Google is developing a different way to offer targeted ads that doesn’t involve cookies. It’s called FLoC (or Federated Learning of Cohorts), and it will be tested on Chrome users soon. But people who don’t want to be tracked via FLoC can opt out of it.

The idea behind FLoC seems simple enough. Targeted ads will use a tracking system that identifies groups of people with common interests rather than individual identifiers. This could improve user privacy without impacting ad revenue. But the Electronic Frontier Foundation (EFF) thinks that Google’s FLoC is “a terrible idea.”

The EFF has been championing the civil liberties of internet users for years, and has often criticized big technology companies for their questionable decisions. The EFF says that Google makes it sound like the cookie has to be replaced with a new user tracking technology. The better solution would be ditching targeted ads altogether, the non-profit says, as FLoC could lead to other privacy-infringing side-effects, such as fingerprinting or discrimination and predatory advertising. The EFF urged Google not to go forward with FLoC deployment, arguing that it will still favor advertisers rather than end-users.

Google announced it would start testing FLoC in March, although Chrome users won’t know whether or not they’re included in these experiments. Opting out is easy, Android Police explains. Just head to Chrome’s Settings menu, choose Privacy and Security > Cookies and other site data > Block third-party cookies.

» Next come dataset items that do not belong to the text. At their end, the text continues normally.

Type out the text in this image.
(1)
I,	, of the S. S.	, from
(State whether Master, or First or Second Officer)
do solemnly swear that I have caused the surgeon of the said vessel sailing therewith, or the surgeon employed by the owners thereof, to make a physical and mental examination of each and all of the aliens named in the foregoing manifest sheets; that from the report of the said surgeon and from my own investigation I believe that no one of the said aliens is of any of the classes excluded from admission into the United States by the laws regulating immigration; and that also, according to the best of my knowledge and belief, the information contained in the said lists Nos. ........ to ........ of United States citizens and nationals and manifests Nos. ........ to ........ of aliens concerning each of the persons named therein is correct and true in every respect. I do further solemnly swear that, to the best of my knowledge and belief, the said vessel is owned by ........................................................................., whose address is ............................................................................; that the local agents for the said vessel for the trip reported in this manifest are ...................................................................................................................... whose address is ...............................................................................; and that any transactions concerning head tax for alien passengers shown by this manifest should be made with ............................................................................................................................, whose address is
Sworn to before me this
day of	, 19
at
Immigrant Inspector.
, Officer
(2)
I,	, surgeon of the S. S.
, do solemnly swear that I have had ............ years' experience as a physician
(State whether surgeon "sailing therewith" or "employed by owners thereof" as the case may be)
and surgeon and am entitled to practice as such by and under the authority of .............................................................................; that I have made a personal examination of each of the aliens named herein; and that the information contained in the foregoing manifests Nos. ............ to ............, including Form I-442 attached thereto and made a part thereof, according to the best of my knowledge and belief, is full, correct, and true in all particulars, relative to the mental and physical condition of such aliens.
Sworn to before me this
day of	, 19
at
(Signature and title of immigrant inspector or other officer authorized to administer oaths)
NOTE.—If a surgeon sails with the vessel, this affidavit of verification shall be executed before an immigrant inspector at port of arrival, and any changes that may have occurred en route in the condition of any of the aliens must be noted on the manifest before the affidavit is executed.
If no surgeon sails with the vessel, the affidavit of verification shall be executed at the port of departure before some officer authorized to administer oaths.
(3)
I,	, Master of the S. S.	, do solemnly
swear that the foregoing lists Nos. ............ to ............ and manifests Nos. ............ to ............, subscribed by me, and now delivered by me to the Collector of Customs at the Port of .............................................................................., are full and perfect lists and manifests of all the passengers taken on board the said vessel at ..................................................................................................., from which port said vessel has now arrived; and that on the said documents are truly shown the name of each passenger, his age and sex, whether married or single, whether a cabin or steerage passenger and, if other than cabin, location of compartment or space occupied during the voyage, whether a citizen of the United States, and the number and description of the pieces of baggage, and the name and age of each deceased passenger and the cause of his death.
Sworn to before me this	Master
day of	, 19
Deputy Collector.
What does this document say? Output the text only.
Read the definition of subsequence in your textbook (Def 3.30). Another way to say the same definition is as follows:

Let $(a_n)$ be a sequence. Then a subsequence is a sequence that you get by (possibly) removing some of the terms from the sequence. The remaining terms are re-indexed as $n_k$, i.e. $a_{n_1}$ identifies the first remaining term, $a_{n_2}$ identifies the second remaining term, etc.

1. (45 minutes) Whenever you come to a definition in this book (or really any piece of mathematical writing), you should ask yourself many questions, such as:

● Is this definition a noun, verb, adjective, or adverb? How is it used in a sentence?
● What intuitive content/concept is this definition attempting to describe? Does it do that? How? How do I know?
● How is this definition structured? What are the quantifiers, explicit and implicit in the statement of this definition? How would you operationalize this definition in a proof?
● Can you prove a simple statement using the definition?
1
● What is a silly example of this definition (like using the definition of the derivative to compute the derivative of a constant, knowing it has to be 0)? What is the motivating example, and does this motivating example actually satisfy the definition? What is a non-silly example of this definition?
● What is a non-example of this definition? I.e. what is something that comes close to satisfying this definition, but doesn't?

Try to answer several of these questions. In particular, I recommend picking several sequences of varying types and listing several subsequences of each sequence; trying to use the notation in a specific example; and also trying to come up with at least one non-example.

In other words, people who do not want to be tracked with cookies probably have the FLoC block enabled already, which means they won’t be included in FLoC tests. Google will add a switch to Chrome browsers to opt out of FLoC and Privacy Sandbox. It’s surprising that a tracking feature meant to improve one’s privacy doesn’t have an opt-out button before it rolls out. The fact that Google doesn’t include a different toggle for FLoC tracking seems to be an indication that Google doesn’t want users to opt out of FLoC tracking, at least not yet. If everybody opts out of FLoC tracking before Google gets to test it in the wild, the company won’t be able to prove that it works.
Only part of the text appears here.